Toyota and Honda, two of the biggest automakers worldwide, recently revealed record quarterly earnings, even amid the global chip shortage. However, because of recent increases in COVID-19 around the world, as well as because of the existing chip shortage, many automakers have warned investors and the public about the future to come for the industry.
For many months now, the auto industry has suffered from a global chip shortage that has hindered overall production — which in turn has affected the price of cars and overall sales. However, even amid these global problems, Toyota and Honda have been able to thrive in the last quarter. Both companies have raised their annual profit forecast as a result.
Toyota hasn’t been as affected by the chip shortage, when compared to other automakers around the world, because of the stockpile they had of semiconductor chips. After the Fukushima earthquake in 2011, Toyota decided to stockpile these chips to keep their business in the best shape possible, no matter what they faced. This has worked out for them amid the global chip shortage.

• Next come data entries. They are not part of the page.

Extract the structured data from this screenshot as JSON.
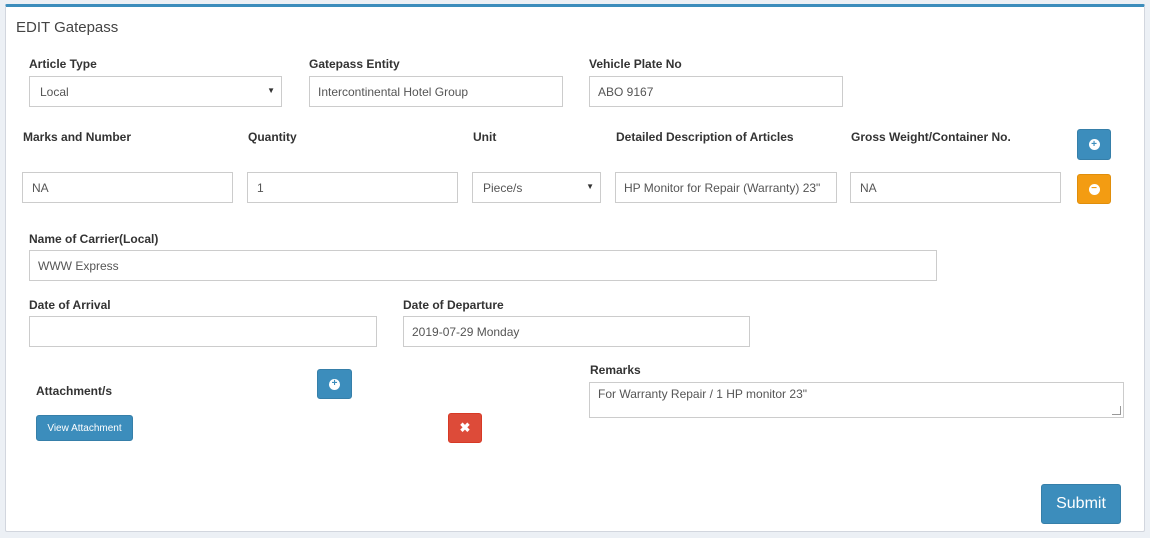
{
  "panel": {
    "title": "EDIT Gatepass"
  },
  "article_type": {
    "label": "Article Type",
    "value": "Local"
  },
  "gatepass_entity": {
    "label": "Gatepass Entity",
    "value": "Intercontinental Hotel Group"
  },
  "vehicle_plate": {
    "label": "Vehicle Plate No",
    "value": "ABO 9167"
  },
  "items_table": {
    "headers": {
      "marks": "Marks and Number",
      "quantity": "Quantity",
      "unit": "Unit",
      "description": "Detailed Description of Articles",
      "gross_weight": "Gross Weight/Container No."
    },
    "rows": [
      {
        "marks": "NA",
        "quantity": "1",
        "unit": "Piece/s",
        "description": "HP Monitor for Repair (Warranty) 23\"",
        "gross_weight": "NA"
      }
    ]
  },
  "carrier": {
    "label": "Name of Carrier(Local)",
    "value": "WWW Express"
  },
  "arrival": {
    "label": "Date of Arrival",
    "value": ""
  },
  "departure": {
    "label": "Date of Departure",
    "value": "2019-07-29 Monday"
  },
  "attachments": {
    "label": "Attachment/s",
    "view_label": "View Attachment"
  },
  "remarks": {
    "label": "Remarks",
    "value": "For Warranty Repair / 1 HP monitor 23\""
  },
  "submit_label": "Submit",
  "icons": {
    "add": "plus-circle-icon",
    "remove": "minus-circle-icon",
    "delete": "times-icon"
  },
  "colors": {
    "primary": "#3c8dbc",
    "warning": "#f39c12",
    "danger": "#dd4b39"
  }
}
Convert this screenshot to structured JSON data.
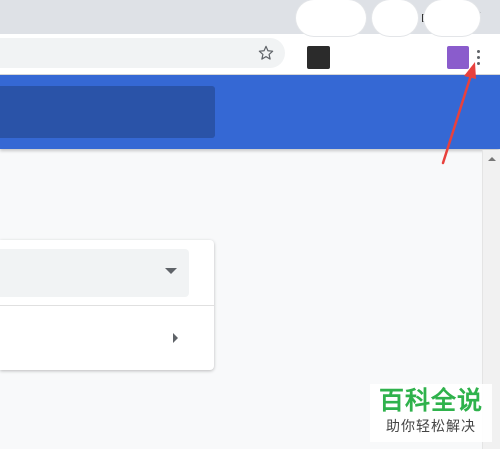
{
  "window": {
    "controls": {
      "minimize_icon": "minimize-icon",
      "restore_icon": "restore-icon",
      "close_icon": "close-icon"
    }
  },
  "toolbar": {
    "bookmark_icon": "star-icon",
    "extensions": [
      {
        "icon": "extension-icon",
        "color": "#2b2b2b"
      },
      {
        "icon": "extension-icon",
        "color": "#8a5ccc"
      }
    ],
    "menu_icon": "more-vert-icon"
  },
  "colors": {
    "header": "#3568d4",
    "header_search": "#2a53a8",
    "annotation_arrow": "#e8413d",
    "watermark_green": "#2fb24c"
  },
  "card": {
    "dropdown_icon": "caret-down-icon",
    "row_icon": "caret-right-icon"
  },
  "watermark": {
    "title": "百科全说",
    "subtitle": "助你轻松解决"
  }
}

However, new COVID-19 worries could threaten the stability of auto manufacturers, especially at the factory or manufacturing level. Honda and other Chinese-based car manufacturers have been forced to close some factories down in the last few weeks as COVID-19 cases soared in their factories, or in clusters to where the factory is located. As the delta variant of the virus continues to infect people, this may happen to other automakers in other parts of the world
The chip shortage will also continue to be a problem — something many automakers recently announced. BMW warned that the shortage will continue to affect their production cycle and their overall sales well into the next year. Stellantis also said as much. General Motors also announced recently that the company will shut down many of its North American plants as a result of this chip shortage. Toyota, while doing well, also was forced to suspend production at some of their plants in Thailand and China because of raw material shortages.
Therefore, automakers will have to continue to work through COVID-19 worries and raw material shortages until next year, according to most economists and industry executives. However, if Toyota and Honda are any indication, the industry may continue to prosper even with these issues.
In 2020, when many in the United States were in the beginning stages of the pandemic, auto sales skyrocketed. While sales have now slowed down in 2021, automakers have still managed to thrive and have high annual profit forecasts.
Of course, the chip shortage and the new delta variant concerns may change all of this. It was recently announced that China has recorded the most infections of the virus seen since January. This could affect the many car manufacturing factories in the country, which will affect the overall business.
The United States has also seen a surge in COVID-19 virus infections. Plus, the chip shortage will keep playing a factor, especially if regulations or restrictions from new infections affect the global supply chain again.